Gallup Poll: Global Warming Concern at Three-Decade High in US

The recent polling data released by Gallup makes it clear that there are marked changes in public perception AND that our role as educators must be focused on helping people understand options and strategies for action and enabling people to develop the skills for collaborating with others to engage in bringing about change. Global Warming Concern at Three-Decade High in the U.S. includes the following findings:

  • Americans worrying a great deal up eight percentage points to 45%
  • New high of 62% says effects of global warming are happening now
  • Belief that global warming poses a serious threat stretches to 42%

Although Americans widely acknowledge global warming and humans' role in it, a key reason climate change ranked last in importance as a voting issue in 2016 may be that the public discounts the severity of the problem -- at least in the short term. Less than half (42%) believe global warming will pose a serious threat to themselves or their way of life in their lifetime. This percentage is the highest Gallup has recorded in over two decades but is essentially unchanged from 2016.

Bottom Line

U.S. public concern about global warming has ebbed and flowed over the past decade and a half but has generally been on an upswing since hitting a recent low point in 2011. Concern has increased each of the past two years, coinciding with an improved economy and back-to-back unseasonably warm winters.

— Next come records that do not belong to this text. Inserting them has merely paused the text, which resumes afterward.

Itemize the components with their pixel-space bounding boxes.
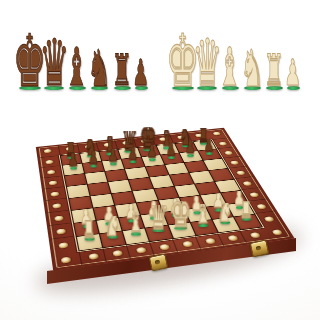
medallion-icon [236, 170, 246, 175]
white-rook-icon: ♜ [81, 213, 96, 243]
piece-upright: ♟ [54, 153, 92, 169]
light-pawn-icon: ♟ [285, 55, 302, 91]
frame-cell-bottom [195, 233, 225, 250]
medallion-icon [182, 241, 193, 248]
medallion-icon [47, 170, 55, 175]
medallion-icon [249, 232, 260, 238]
medallion-icon [227, 235, 238, 241]
medallion-icon [50, 191, 59, 196]
square-c6[interactable] [105, 169, 128, 181]
medallion-icon [56, 228, 66, 234]
chess-set-product-photo: ♚♛♝♞♜♟ ♚♛♝♞♜♟ ♜♞♝♛♚♝♞♜♟♟♟♟♟♟♟♟♟♟♟♟♟♟♟♟♜♞… [0, 0, 320, 320]
medallion-icon [49, 180, 58, 185]
medallion-icon [44, 149, 52, 153]
light-piece-lineup: ♚♛♝♞♜♟ [168, 0, 308, 92]
medallion-icon [45, 160, 53, 165]
medallion-icon [54, 215, 63, 221]
piece-upright: ♜ [66, 221, 111, 242]
medallion-icon [52, 203, 61, 209]
medallion-icon [204, 238, 215, 244]
dark-piece-lineup: ♚♛♝♞♜♟ [12, 0, 148, 92]
medallion-icon [61, 257, 71, 264]
medallion-icon [88, 253, 98, 260]
medallion-icon [272, 229, 283, 235]
frame-corner [53, 252, 79, 269]
medallion-icon [230, 160, 240, 165]
lineup-light-pawn[interactable]: ♟ [271, 65, 315, 90]
black-pawn-icon: ♟ [67, 147, 78, 170]
medallion-icon [135, 247, 146, 254]
medallion-icon [112, 250, 123, 257]
medallion-icon [159, 244, 170, 251]
medallion-icon [58, 242, 68, 249]
square-b6[interactable] [85, 172, 107, 184]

Whatever the reason, the percentage of Americans worrying a great deal about global warming is at a record high, as is Americans' belief that its effects have already begun and that human activity is the major cause. Still, less than half worry greatly about global warming or believe it poses a serious threat to their lives.

A subsequent Gallup report will explore the 2017 findings and trends by subgroup to show whether the increased concern this year is shared broadly or confined to certain groups.